Historical Walk and Talk in Cooper

Community members from Cooper and Alexander attended a cemetery tour and history presentation on Saturday, September 30th. The event was conducted by local historian John Dudley and focused on the life of General John Cooper. (Photo by Laurie Pike).

By Laurie Pike



On Saturday, September 30, 2017 there was a walk to visit the grave of General John Cooper with a talk to follow at the Cooper Community Center provided by local historian, John Dudley.  The event was a stunning success and provided some very interesting information and refuted some misconceptions and beliefs.  In attendance were about twenty-five people from the Cooper and Alexander communities.  General John Cooper was a very important early settler of Cooper and he was instrumental in many of the historical events and progress made by the town.  The day began with a walk to visit the grave of General Cooper located on private land with permission of landowner, Daniel Donaghy and with permission for parking from adjacent land owners, Micah and Erica Perkins.  Visiting this private cemetery is with permission only.  John Dudley explained that like this gravesite, graves were often in private family cemeteries and the stones were made of marble and were very fragile and brittle and thus would break at the ground level from years of acid rain.  Buried at this site are John Cooper, born in Boston, Massachusetts on December 13, 1765 and died on November 17, 1854 at the age of 79 and his wife, Elizabeth Cooper, born on April 15, 1770 and died on July 13, 1854 at the age of 84.  Also buried in this private cemetery are William Cooper who died on August 27, 1875 at the age of 81 years, 7 months and his wife Eliza B. Cooper who died on January 16, 1841 at the age of 40.  

One misconception about General John Cooper was that he fought in the American Revolutionary War for the independence of our great nation but in fact, he was only ten years old when the Revolutionary War began in 1775.  He was a Brigadier General in the Second Brigade, 10th Division of the Boston Militia from 1803 to 1811.  The Militia elected their own officers but generals were appointed by the governor.  Another position of significance for General Cooper was his appointment to the position of High Sheriff and Jailer for all of Washington County at the age of 24.  He was the first sheriff of Washington County and held this position from 1790 to 1820 after Washington County was incorporated on June 25, 1789.  

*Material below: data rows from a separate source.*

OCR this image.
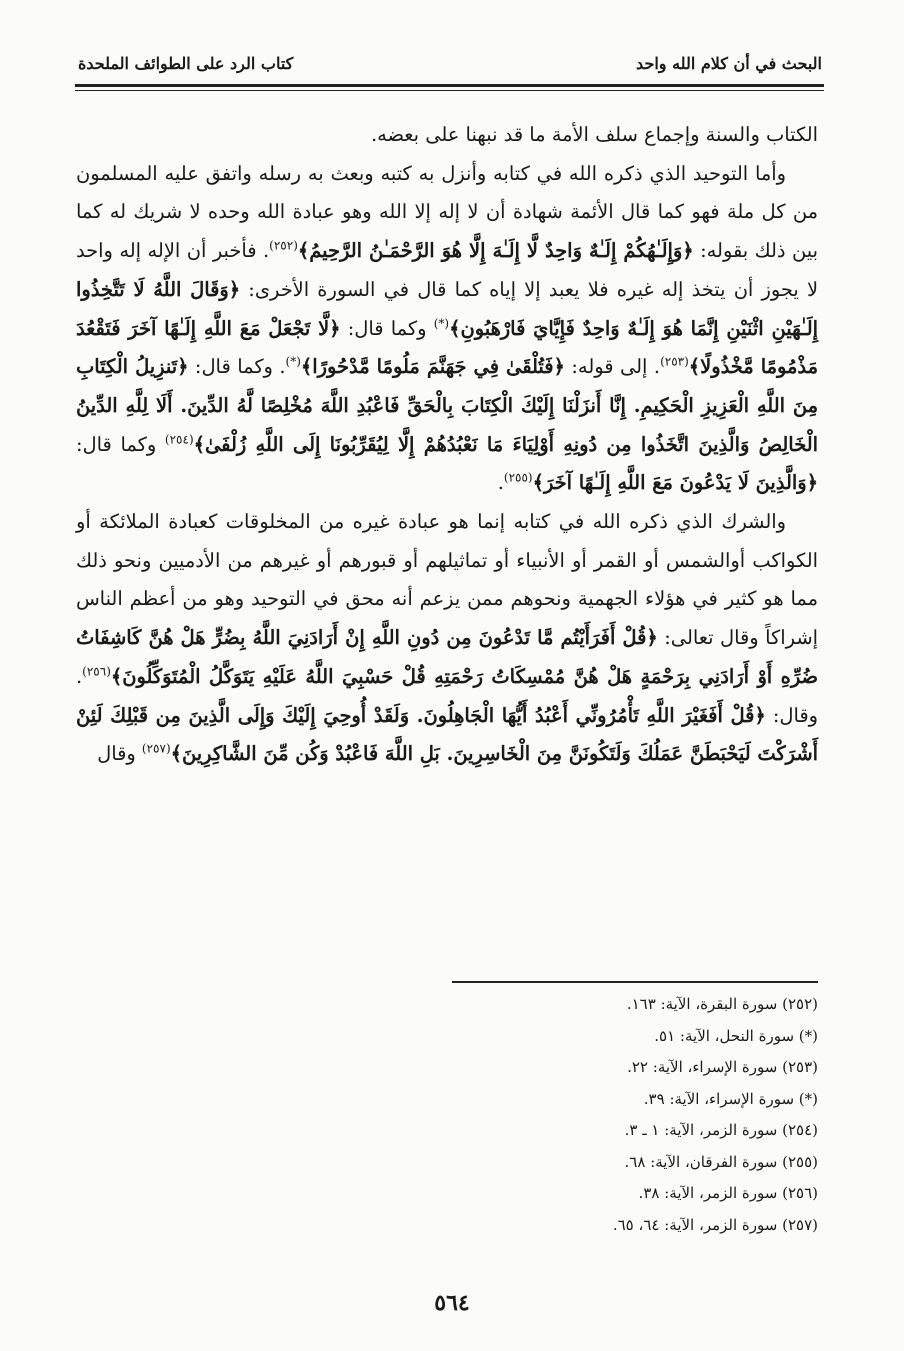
البحث في أن كلام الله واحد
كتاب الرد على الطوائف الملحدة

الكتاب والسنة وإجماع سلف الأمة ما قد نبهنا على بعضه.

وأما التوحيد الذي ذكره الله في كتابه وأنزل به كتبه وبعث به رسله واتفق عليه المسلمون من كل ملة فهو كما قال الأئمة شهادة أن لا إله إلا الله وهو عبادة الله وحده لا شريك له كما بين ذلك بقوله: ﴿وَإِلَـٰهُكُمْ إِلَـٰهٌ وَاحِدٌ لَّا إِلَـٰهَ إِلَّا هُوَ الرَّحْمَـٰنُ الرَّحِيمُ﴾$^{(٢٥٢)}$. فأخبر أن الإله إله واحد لا يجوز أن يتخذ إله غيره فلا يعبد إلا إياه كما قال في السورة الأخرى: ﴿وَقَالَ اللَّهُ لَا تَتَّخِذُوا إِلَـٰهَيْنِ اثْنَيْنِ إِنَّمَا هُوَ إِلَـٰهٌ وَاحِدٌ فَإِيَّايَ فَارْهَبُونِ﴾(*) وكما قال: ﴿لَّا تَجْعَلْ مَعَ اللَّهِ إِلَـٰهًا آخَرَ فَتَقْعُدَ مَذْمُومًا مَّخْذُولًا﴾$^{(٢٥٣)}$. إلى قوله: ﴿فَتُلْقَىٰ فِي جَهَنَّمَ مَلُومًا مَّدْحُورًا﴾(*). وكما قال: ﴿تَنزِيلُ الْكِتَابِ مِنَ اللَّهِ الْعَزِيزِ الْحَكِيمِ. إِنَّا أَنزَلْنَا إِلَيْكَ الْكِتَابَ بِالْحَقِّ فَاعْبُدِ اللَّهَ مُخْلِصًا لَّهُ الدِّينَ. أَلَا لِلَّهِ الدِّينُ الْخَالِصُ وَالَّذِينَ اتَّخَذُوا مِن دُونِهِ أَوْلِيَاءَ مَا نَعْبُدُهُمْ إِلَّا لِيُقَرِّبُونَا إِلَى اللَّهِ زُلْفَىٰ﴾$^{(٢٥٤)}$ وكما قال: ﴿وَالَّذِينَ لَا يَدْعُونَ مَعَ اللَّهِ إِلَـٰهًا آخَرَ﴾$^{(٢٥٥)}$.

والشرك الذي ذكره الله في كتابه إنما هو عبادة غيره من المخلوقات كعبادة الملائكة أو الكواكب أوالشمس أو القمر أو الأنبياء أو تماثيلهم أو قبورهم أو غيرهم من الأدميين ونحو ذلك مما هو كثير في هؤلاء الجهمية ونحوهم ممن يزعم أنه محق في التوحيد وهو من أعظم الناس إشراكاً وقال تعالى: ﴿قُلْ أَفَرَأَيْتُم مَّا تَدْعُونَ مِن دُونِ اللَّهِ إِنْ أَرَادَنِيَ اللَّهُ بِضُرٍّ هَلْ هُنَّ كَاشِفَاتُ ضُرِّهِ أَوْ أَرَادَنِي بِرَحْمَةٍ هَلْ هُنَّ مُمْسِكَاتُ رَحْمَتِهِ قُلْ حَسْبِيَ اللَّهُ عَلَيْهِ يَتَوَكَّلُ الْمُتَوَكِّلُونَ﴾$^{(٢٥٦)}$. وقال: ﴿قُلْ أَفَغَيْرَ اللَّهِ تَأْمُرُونِّي أَعْبُدُ أَيُّهَا الْجَاهِلُونَ. وَلَقَدْ أُوحِيَ إِلَيْكَ وَإِلَى الَّذِينَ مِن قَبْلِكَ لَئِنْ أَشْرَكْتَ لَيَحْبَطَنَّ عَمَلُكَ وَلَتَكُونَنَّ مِنَ الْخَاسِرِينَ. بَلِ اللَّهَ فَاعْبُدْ وَكُن مِّنَ الشَّاكِرِينَ﴾$^{(٢٥٧)}$ وقال

(٢٥٢) سورة البقرة، الآية: ١٦٣.
(*) سورة النحل، الآية: ٥١.
(٢٥٣) سورة الإسراء، الآية: ٢٢.
(*) سورة الإسراء، الآية: ٣٩.
(٢٥٤) سورة الزمر، الآية: ١ ـ ٣.
(٢٥٥) سورة الفرقان، الآية: ٦٨.
(٢٥٦) سورة الزمر، الآية: ٣٨.
(٢٥٧) سورة الزمر، الآية: ٦٤، ٦٥.
٥٦٤
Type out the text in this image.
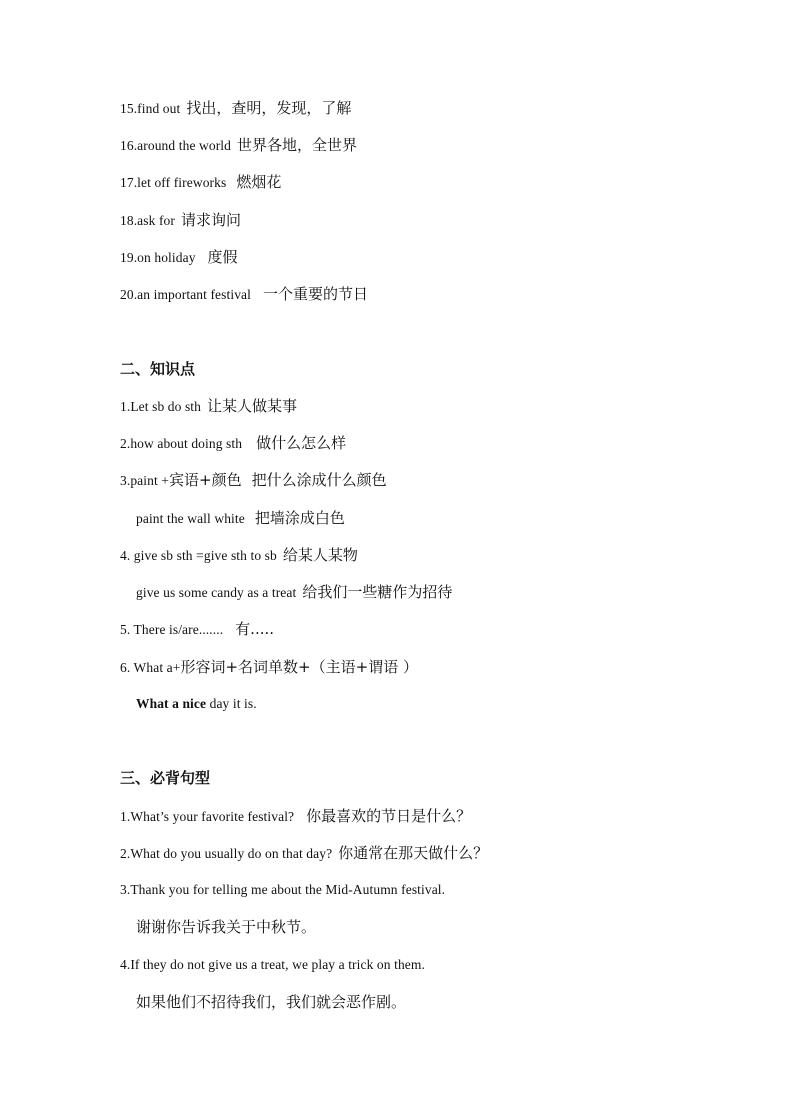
15.find out 找出，查明，发现，了解
16.around the world 世界各地，全世界
17.let off fireworks 燃烟花
18.ask for 请求询问
19.on holiday 度假
20.an important festival 一个重要的节日
二、知识点
1.Let sb do sth 让某人做某事
2.how about doing sth 做什么怎么样
3.paint +宾语+颜色 把什么涂成什么颜色
paint the wall white 把墙涂成白色
4. give sb sth =give sth to sb 给某人某物
give us some candy as a treat 给我们一些糖作为招待
5. There is/are....... 有.....
6. What a+形容词+名词单数+（主语+谓语 ）
What a nice day it is.
三、必背句型
1.What’s your favorite festival? 你最喜欢的节日是什么？
2.What do you usually do on that day? 你通常在那天做什么？
3.Thank you for telling me about the Mid-Autumn festival.
谢谢你告诉我关于中秋节。
4.If they do not give us a treat, we play a trick on them.
如果他们不招待我们，我们就会恶作剧。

John Cooper moved from Boston in 1787 and had a prosperous store and trading post in Steward’s Neck, now known as Lubec, Maine.  He settled in Cooper in 1816 and he built a sawmill and a grist mill here.  The Town of Cooper was incorporated in 1822 and although he was not a principal owner of the wild lands in Township 15 East Division, now known as Cooper, he was instrumental in the establishment of residents as the agent for the proprietors of the township land lottery owners.  He was to sell up to 5000 acres at $2 or more per acre.  He also managed the funds for the building of roads, bridges, dams, and mills.  He was instrumental in the establishment of the town schools and the Congregational church.  He was a very detailed record keeper so there is much documented by General Cooper during that time.  He wrote deeds and mortgages.  General John Cooper also held the town positions of postmaster, assessor, town treasurer, justice of the peace, and selectman during the span of his life.  There are five account books written by John Cooper at the Maine State Library, other documents with the Maine Historical Society in Portland, and some with the Bangor Historical Society. 

On June 23, 1791, John Cooper married Elizabeth Savage.  Although John Cooper was financially well off, his wife Elizabeth came from a family that was considered “well-to-do”.  Their children were John Tudor, William, Emma E., Charles Wendell, Samuel, James Sullivan, Thomas Savage, Caroline Savage, and Arthur Savage.   Their son William and his wife, Eliza are buried in the private cemetery where John and his wife Elizabeth are buried but it is not known if other family members may be buried there as well.  The home of John and Elizabeth Cooper was known as Ashley Farm and was built in the early 1800’s on over 300 acres of land.  It was a large two-story home of 21 rooms with a huge central chimney and large cooking fireplace.  

This was a very informative event and more historical events are being planned in the Town of Cooper, initially focusing on the grave yards and private gravesites of our eldest residents and founders.   There are also individuals in town who would like to expand on this event with the beginning of a historical society for anyone interested in joining this group to study the history of Cooper.   Currently, the plan is to study the historical figures buried in the six recognized cemeteries in Cooper and to find the many private gravesites located throughout the Town of Cooper.  A walk to find some of these gravesites is now being planned for later in October, weather permitting.  Karen Holmes and Bill Krider have applied for a grant from the Maine Old Cemeteries Association for their participation in a workshop to learn to clean, repair, and refurbish headstones in hopes of repairing some of the damage to our cemeteries.